1 ano depois
Declan
Havia períodos na vida em que tudo estava bem demais. Seu casamento estava mais forte do que nunca, seus filhos estavam progredindo na escola, e você enfim alcançava a estabilidade financeira através de um emprego que adorava. Eram nesses momentos que nós parávamos e nos perguntávamos: o que poderia dar errado?
Minha resposta era: tudo!
Simplesmente tudo!
Minha esposa estava morta. Meus filhos, uma bagunça emocional; e meu emprego... Eu tinha acabado de perdê-lo.
Sempre fui apaixonado por mecânica. E não apenas a parte da engenharia e funcionamento das coisas, mas também a mecânica da vida. Ainda me lembrava do quanto minha mãe ficava chateada ao achar o controle remoto aberto e o ventilador desmontado. Bastava me deixar sozinho com uma chave de fenda que em pouco tempo eu já desmontava os eletrônicos da casa. Durante o ensino médio, continuei fascinado por engenharia, e encontrei minha vocação quando aprendi mais sobre carros. Muitos duvidaram que eu conseguiria trabalhar com a Fórmula 2, mas erraram. Por anos, tinha atuado como mecânico chefe, à procura do melhor carro de corrida do mundo. Quase todos os projetos da equipe Carlin tinham o meu suor, a minha marca. Bem, tinham.
Eu segurava as caixas com os meus pertences, que sempre deixava no centro de pesquisas e desenvolvimento. Estava indo para casa sem emprego e sem forças.

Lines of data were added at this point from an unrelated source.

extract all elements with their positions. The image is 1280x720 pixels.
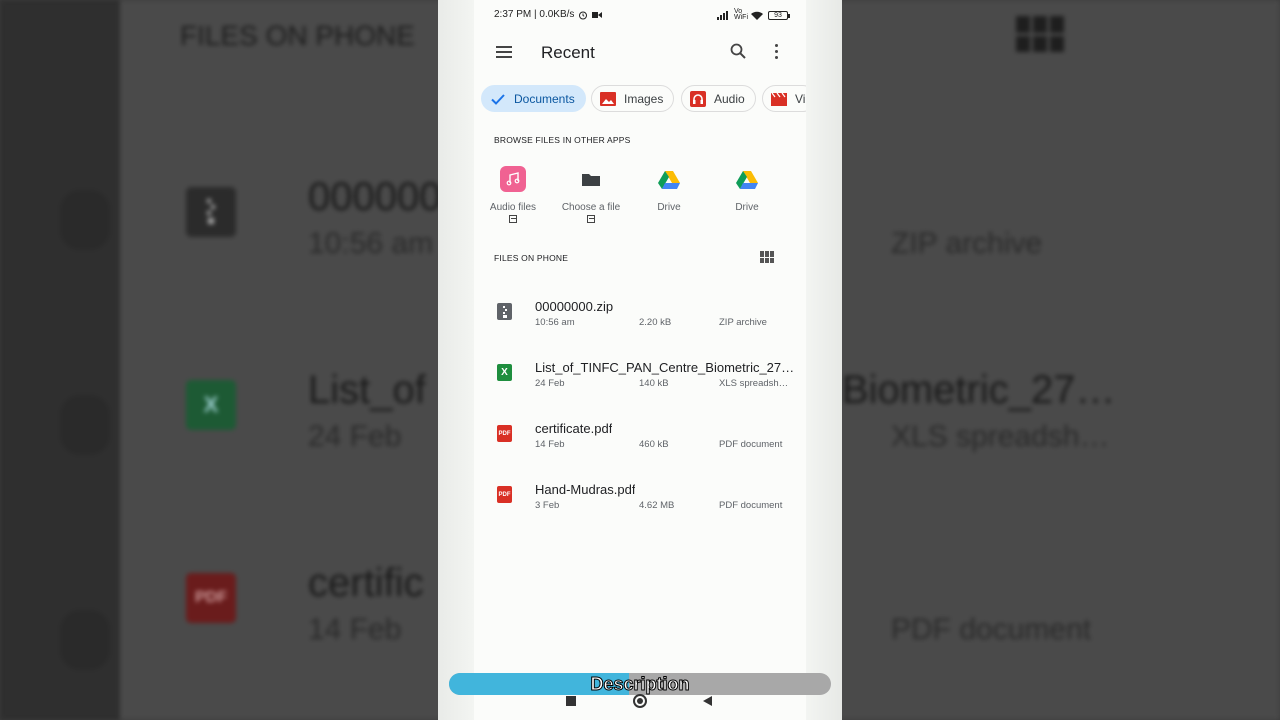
app-label: Audio files xyxy=(489,202,537,213)
app-drive-1[interactable]: Drive xyxy=(630,162,708,213)
wifi-icon xyxy=(751,11,763,20)
category-chips: Documents Images Audio Vi xyxy=(481,85,806,113)
xls-icon: X xyxy=(497,364,512,381)
file-list: 00000000.zip 10:56 am 2.20 kB ZIP archiv… xyxy=(474,285,806,529)
headphones-icon xyxy=(690,90,706,107)
files-app: 2:37 PM | 0.0KB/s Vo WiFi 93 Recent Docu… xyxy=(474,0,806,720)
file-type: PDF document xyxy=(719,500,783,511)
chip-documents[interactable]: Documents xyxy=(481,85,586,112)
file-type: ZIP archive xyxy=(719,317,767,328)
app-audio-files[interactable]: Audio files xyxy=(474,162,552,223)
background-grid-view-icon xyxy=(1016,16,1064,52)
file-type: PDF document xyxy=(719,439,783,450)
xls-icon: X xyxy=(186,380,236,430)
alarm-icon xyxy=(579,11,588,19)
zip-icon xyxy=(186,187,236,237)
battery-icon: 93 xyxy=(768,10,790,20)
grid-view-icon[interactable] xyxy=(760,251,774,263)
status-bar: 2:37 PM | 0.0KB/s xyxy=(494,9,603,20)
file-name: certificate.pdf xyxy=(535,421,613,436)
home-button[interactable] xyxy=(633,694,647,708)
file-name: Hand-Mudras.pdf xyxy=(535,482,636,497)
folder-icon xyxy=(578,166,604,192)
file-row[interactable]: X List_of_TINFC_PAN_Centre_Biometric_27…… xyxy=(474,346,806,407)
external-link-icon xyxy=(509,215,517,223)
page-title: Recent xyxy=(541,43,595,62)
more-options-icon[interactable] xyxy=(774,44,780,60)
file-row[interactable]: 00000000.zip 10:56 am 2.20 kB ZIP archiv… xyxy=(474,285,806,346)
video-icon xyxy=(771,92,787,106)
file-size: 460 kB xyxy=(639,439,669,450)
phone-screen: 2:37 PM | 0.0KB/s Vo WiFi 93 Recent Docu… xyxy=(438,0,842,720)
system-nav-bar xyxy=(438,692,842,710)
file-size: 2.20 kB xyxy=(639,317,672,328)
app-choose-file[interactable]: Choose a file xyxy=(552,162,630,223)
image-icon xyxy=(600,91,616,106)
file-date: 3 Feb xyxy=(535,500,560,511)
signal-icon xyxy=(717,10,728,20)
zip-icon xyxy=(497,303,512,320)
menu-icon[interactable] xyxy=(496,46,512,58)
file-name: 00000000.zip xyxy=(535,299,614,314)
pdf-icon: PDF xyxy=(186,573,236,623)
app-label: Drive xyxy=(657,202,681,213)
file-size: 4.62 MB xyxy=(639,500,675,511)
file-type: XLS spreadsh… xyxy=(719,378,789,389)
app-label: Drive xyxy=(735,202,759,213)
music-note-icon xyxy=(500,166,526,192)
chip-videos[interactable]: Vi xyxy=(762,85,806,112)
video-frame: FILES ON PHONE 000000 10:56 am ZIP archi… xyxy=(0,0,1280,720)
external-link-icon xyxy=(587,215,595,223)
file-size: 140 kB xyxy=(639,378,669,389)
file-date: 10:56 am xyxy=(535,317,575,328)
google-drive-icon xyxy=(734,166,760,192)
volte-label: Vo WiFi xyxy=(734,8,748,21)
status-icons: Vo WiFi 93 xyxy=(717,8,790,21)
file-date: 24 Feb xyxy=(535,378,565,389)
browse-apps-row: Audio files Choose a file Drive Drive xyxy=(474,162,806,232)
background-section-title: FILES ON PHONE xyxy=(180,20,415,51)
google-drive-icon xyxy=(656,166,682,192)
pdf-icon: PDF xyxy=(497,486,512,503)
back-button[interactable] xyxy=(703,696,712,706)
background-left-shadow xyxy=(0,0,120,720)
check-icon xyxy=(491,93,505,105)
files-section-label: FILES ON PHONE xyxy=(494,253,569,263)
search-icon[interactable] xyxy=(730,43,746,59)
video-camera-icon xyxy=(592,11,603,18)
app-drive-2[interactable]: Drive xyxy=(708,162,786,213)
file-name: List_of_TINFC_PAN_Centre_Biometric_27… xyxy=(535,360,795,375)
recents-button[interactable] xyxy=(566,696,576,706)
file-row[interactable]: PDF certificate.pdf 14 Feb 460 kB PDF do… xyxy=(474,407,806,468)
chip-audio[interactable]: Audio xyxy=(681,85,756,112)
app-label: Choose a file xyxy=(561,202,621,213)
app-bar: Recent xyxy=(474,36,806,70)
chip-images[interactable]: Images xyxy=(591,85,675,112)
file-row[interactable]: PDF Hand-Mudras.pdf 3 Feb 4.62 MB PDF do… xyxy=(474,468,806,529)
status-time: 2:37 PM | 0.0KB/s xyxy=(494,9,575,20)
pdf-icon: PDF xyxy=(497,425,512,442)
browse-section-label: BROWSE FILES IN OTHER APPS xyxy=(494,135,631,145)
file-date: 14 Feb xyxy=(535,439,565,450)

Perder minha esposa tinha destruído minha vida, destruído tudo! Eu não tinha ânimo para nada além dos meus filhos, que muitas vezes me renegavam. Não conseguia chegar nos horários marcados para quase nenhum compromisso, pois sempre alguma das crianças necessitava da minha atenção.
Perdido. Eu estava perdido! Como ia cuidar da minha família?

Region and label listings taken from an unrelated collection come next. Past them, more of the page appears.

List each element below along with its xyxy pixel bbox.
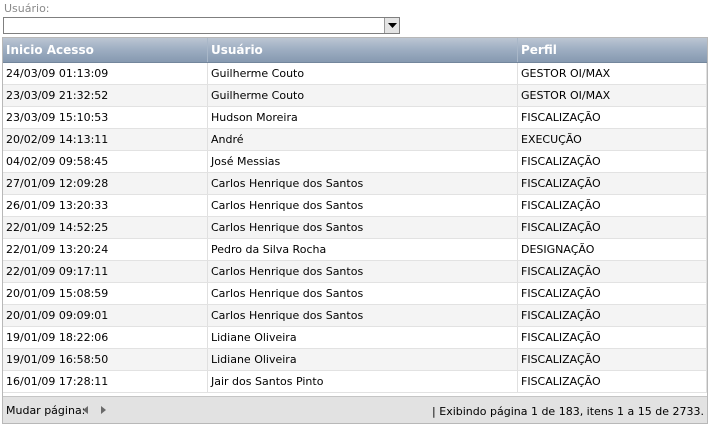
inicio-acesso-cell: 23/03/09 21:32:52: [3, 85, 208, 106]
perfil-cell: DESIGNAÇÃO: [518, 239, 707, 260]
inicio-acesso-cell: 26/01/09 13:20:33: [3, 195, 208, 216]
usuario-cell: Lidiane Oliveira: [208, 349, 518, 370]
usuario-cell: Carlos Henrique dos Santos: [208, 283, 518, 304]
usuario-cell: Carlos Henrique dos Santos: [208, 305, 518, 326]
perfil-cell: FISCALIZAÇÃO: [518, 371, 707, 392]
inicio-acesso-cell: 20/02/09 14:13:11: [3, 129, 208, 150]
usuario-cell: Hudson Moreira: [208, 107, 518, 128]
perfil-cell: FISCALIZAÇÃO: [518, 173, 707, 194]
table-row[interactable]: 22/01/09 13:20:24 Pedro da Silva Rocha DES…: [3, 239, 707, 261]
column-header-inicio-acesso[interactable]: Inicio Acesso: [3, 38, 208, 62]
table-row[interactable]: 23/03/09 15:10:53 Hudson Moreira FISCALIZA…: [3, 107, 707, 129]
grid-header: Inicio Acesso Usuário Perfil: [3, 38, 707, 63]
usuario-cell: Pedro da Silva Rocha: [208, 239, 518, 260]
perfil-cell: FISCALIZAÇÃO: [518, 349, 707, 370]
perfil-cell: FISCALIZAÇÃO: [518, 107, 707, 128]
perfil-cell: FISCALIZAÇÃO: [518, 217, 707, 238]
inicio-acesso-cell: 19/01/09 18:22:06: [3, 327, 208, 348]
inicio-acesso-cell: 16/01/09 17:28:11: [3, 371, 208, 392]
pager-bar: Mudar página: | Exibindo página 1 de 183…: [3, 396, 707, 423]
table-row[interactable]: 22/01/09 14:52:25 Carlos Henrique dos San…: [3, 217, 707, 239]
usuario-cell: Carlos Henrique dos Santos: [208, 173, 518, 194]
usuario-cell: Carlos Henrique dos Santos: [208, 195, 518, 216]
table-row[interactable]: 24/03/09 01:13:09 Guilherme Couto GESTOR O…: [3, 63, 707, 85]
table-row[interactable]: 20/01/09 15:08:59 Carlos Henrique dos San…: [3, 283, 707, 305]
table-row[interactable]: 20/01/09 09:09:01 Carlos Henrique dos San…: [3, 305, 707, 327]
triangle-right-icon[interactable]: [98, 405, 108, 415]
table-row[interactable]: 22/01/09 09:17:11 Carlos Henrique dos San…: [3, 261, 707, 283]
perfil-cell: FISCALIZAÇÃO: [518, 327, 707, 348]
inicio-acesso-cell: 22/01/09 14:52:25: [3, 217, 208, 238]
usuario-cell: Guilherme Couto: [208, 85, 518, 106]
usuario-cell: Carlos Henrique dos Santos: [208, 217, 518, 238]
table-row[interactable]: 26/01/09 13:20:33 Carlos Henrique dos San…: [3, 195, 707, 217]
inicio-acesso-cell: 04/02/09 09:58:45: [3, 151, 208, 172]
table-row[interactable]: 19/01/09 18:22:06 Lidiane Oliveira FISCALI…: [3, 327, 707, 349]
inicio-acesso-cell: 19/01/09 16:58:50: [3, 349, 208, 370]
inicio-acesso-cell: 22/01/09 09:17:11: [3, 261, 208, 282]
perfil-cell: FISCALIZAÇÃO: [518, 261, 707, 282]
inicio-acesso-cell: 24/03/09 01:13:09: [3, 63, 208, 84]
grid-body: 24/03/09 01:13:09 Guilherme Couto GESTOR O…: [3, 63, 707, 393]
dropdown-button[interactable]: [384, 18, 399, 33]
table-row[interactable]: 23/03/09 21:32:52 Guilherme Couto GESTOR O…: [3, 85, 707, 107]
inicio-acesso-cell: 23/03/09 15:10:53: [3, 107, 208, 128]
perfil-cell: FISCALIZAÇÃO: [518, 151, 707, 172]
filter-label: Usuário:: [4, 2, 50, 15]
inicio-acesso-cell: 20/01/09 15:08:59: [3, 283, 208, 304]
inicio-acesso-cell: 20/01/09 09:09:01: [3, 305, 208, 326]
usuario-cell: Lidiane Oliveira: [208, 327, 518, 348]
column-header-perfil[interactable]: Perfil: [518, 38, 707, 62]
access-grid: Inicio Acesso Usuário Perfil 24/03/09 01…: [2, 37, 708, 424]
perfil-cell: EXECUÇÃO: [518, 129, 707, 150]
usuario-cell: Carlos Henrique dos Santos: [208, 261, 518, 282]
triangle-left-icon[interactable]: [81, 405, 91, 415]
perfil-cell: FISCALIZAÇÃO: [518, 305, 707, 326]
perfil-cell: GESTOR OI/MAX: [518, 63, 707, 84]
table-row[interactable]: 16/01/09 17:28:11 Jair dos Santos Pinto FI…: [3, 371, 707, 393]
inicio-acesso-cell: 22/01/09 13:20:24: [3, 239, 208, 260]
inicio-acesso-cell: 27/01/09 12:09:28: [3, 173, 208, 194]
pager-label: Mudar página:: [6, 404, 86, 417]
table-row[interactable]: 27/01/09 12:09:28 Carlos Henrique dos San…: [3, 173, 707, 195]
table-row[interactable]: 20/02/09 14:13:11 André EXECUÇÃO: [3, 129, 707, 151]
usuario-cell: André: [208, 129, 518, 150]
pager-info: | Exibindo página 1 de 183, itens 1 a 15…: [432, 405, 704, 418]
usuario-cell: Jair dos Santos Pinto: [208, 371, 518, 392]
usuario-cell: Guilherme Couto: [208, 63, 518, 84]
usuario-cell: José Messias: [208, 151, 518, 172]
perfil-cell: GESTOR OI/MAX: [518, 85, 707, 106]
user-select[interactable]: [3, 17, 400, 34]
table-row[interactable]: 19/01/09 16:58:50 Lidiane Oliveira FISCALI…: [3, 349, 707, 371]
perfil-cell: FISCALIZAÇÃO: [518, 283, 707, 304]
column-header-usuario[interactable]: Usuário: [208, 38, 518, 62]
table-row[interactable]: 04/02/09 09:58:45 José Messias FISCALIZAÇÃ…: [3, 151, 707, 173]
chevron-down-icon: [387, 22, 397, 28]
perfil-cell: FISCALIZAÇÃO: [518, 195, 707, 216]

Botei as caixas em meu carro e dirigi distraído — algo irresponsável a se fazer, uma vez que minha esposa tinha feito a mesma coisa. Meus filhos já haviam perdido muito, não podiam perder a mim também.
Obriguei-me a deixar os pensamentos de lado pelo menos até chegar em casa. Mas, ao abrir e fechar a porta da garagem, não tive vontade de entrar para onde sabia que as crianças estariam com a minha sogra. Com que coragem explicaria o que tinha acontecido? Como responderia às centenas de perguntas que sabia que eles fariam?

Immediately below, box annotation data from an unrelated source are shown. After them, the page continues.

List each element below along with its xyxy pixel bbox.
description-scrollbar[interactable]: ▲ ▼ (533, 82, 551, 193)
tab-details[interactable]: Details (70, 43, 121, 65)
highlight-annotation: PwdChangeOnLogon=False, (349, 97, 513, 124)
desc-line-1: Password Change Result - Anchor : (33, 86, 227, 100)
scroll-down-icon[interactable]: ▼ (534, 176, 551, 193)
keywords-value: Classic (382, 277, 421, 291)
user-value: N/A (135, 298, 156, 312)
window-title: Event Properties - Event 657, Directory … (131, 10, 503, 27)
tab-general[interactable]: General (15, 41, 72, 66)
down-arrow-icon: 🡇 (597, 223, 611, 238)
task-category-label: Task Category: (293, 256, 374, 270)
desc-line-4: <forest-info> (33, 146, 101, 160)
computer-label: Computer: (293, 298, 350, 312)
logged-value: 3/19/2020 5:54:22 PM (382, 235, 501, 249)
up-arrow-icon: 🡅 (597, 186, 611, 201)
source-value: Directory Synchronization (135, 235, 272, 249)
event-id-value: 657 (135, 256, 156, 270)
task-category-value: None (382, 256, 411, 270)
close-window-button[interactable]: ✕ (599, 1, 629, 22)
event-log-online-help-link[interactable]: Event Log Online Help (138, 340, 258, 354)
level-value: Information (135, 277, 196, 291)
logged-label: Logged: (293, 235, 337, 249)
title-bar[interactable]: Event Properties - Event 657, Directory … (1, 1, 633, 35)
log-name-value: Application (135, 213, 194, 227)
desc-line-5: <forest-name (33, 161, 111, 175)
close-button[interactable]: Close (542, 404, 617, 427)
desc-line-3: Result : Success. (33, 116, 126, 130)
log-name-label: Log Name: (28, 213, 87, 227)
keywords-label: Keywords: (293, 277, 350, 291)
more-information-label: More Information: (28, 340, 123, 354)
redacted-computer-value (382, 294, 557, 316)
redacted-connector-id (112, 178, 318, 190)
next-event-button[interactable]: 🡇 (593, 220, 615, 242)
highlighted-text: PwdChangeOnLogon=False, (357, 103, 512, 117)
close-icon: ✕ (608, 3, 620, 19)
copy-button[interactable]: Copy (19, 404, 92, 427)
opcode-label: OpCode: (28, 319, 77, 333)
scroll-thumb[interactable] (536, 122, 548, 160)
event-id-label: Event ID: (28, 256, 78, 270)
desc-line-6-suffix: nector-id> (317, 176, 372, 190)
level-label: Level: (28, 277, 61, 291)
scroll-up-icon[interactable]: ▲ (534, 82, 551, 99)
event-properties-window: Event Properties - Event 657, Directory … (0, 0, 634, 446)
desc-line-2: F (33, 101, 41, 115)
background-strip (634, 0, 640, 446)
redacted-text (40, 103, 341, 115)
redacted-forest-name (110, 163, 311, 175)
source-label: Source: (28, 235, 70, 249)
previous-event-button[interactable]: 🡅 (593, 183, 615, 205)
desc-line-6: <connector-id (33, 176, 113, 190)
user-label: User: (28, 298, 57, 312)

Meu Deus... Me dá uma ajuda!
Respirei fundo e, com as mãos trêmulas, passei pela porta de entrada da casa, andando até a sala.
Meus filhos realmente estavam ali, mas, felizmente, dormiam enquanto minha sogra zapeava pelos canais disponíveis na TV. Dona Helena estava comigo desde que Christie partira. Toda a minha família e a de minha falecida esposa conversaram muito para concluir quem viria me ajudar. Meus pais queriam que tivéssemos voltado para a Irlanda, ao passo que a família de Christie queria que nos mudássemos para o Brasil. No final, recusara as duas ofertas e, verdade seja dita, nenhum dos lados estava satisfeito.
— Declan, você chegou! Eles dormiram há pouco tempo. — Helena sorriu ao olhar para mim, mas não pude retribuir.
Ela fazia de tudo para me ajudar com as crianças e com a casa. Apesar de sua filha ter falecido há um ano, Helena tinha sido a pessoa a aceitar mais rápido. Ela era muito religiosa e me dizia que as coisas sempre aconteciam por algum motivo que nós não tínhamos o direito de julgar ou nos queixar.
Gostaria de conseguir acreditar nela, seria mais fácil.
— Oi, Helena. Como você está? — Aproximei-me para beijar sua bochecha. — Vou colocá-los na cama. Depois nós podemos conversar?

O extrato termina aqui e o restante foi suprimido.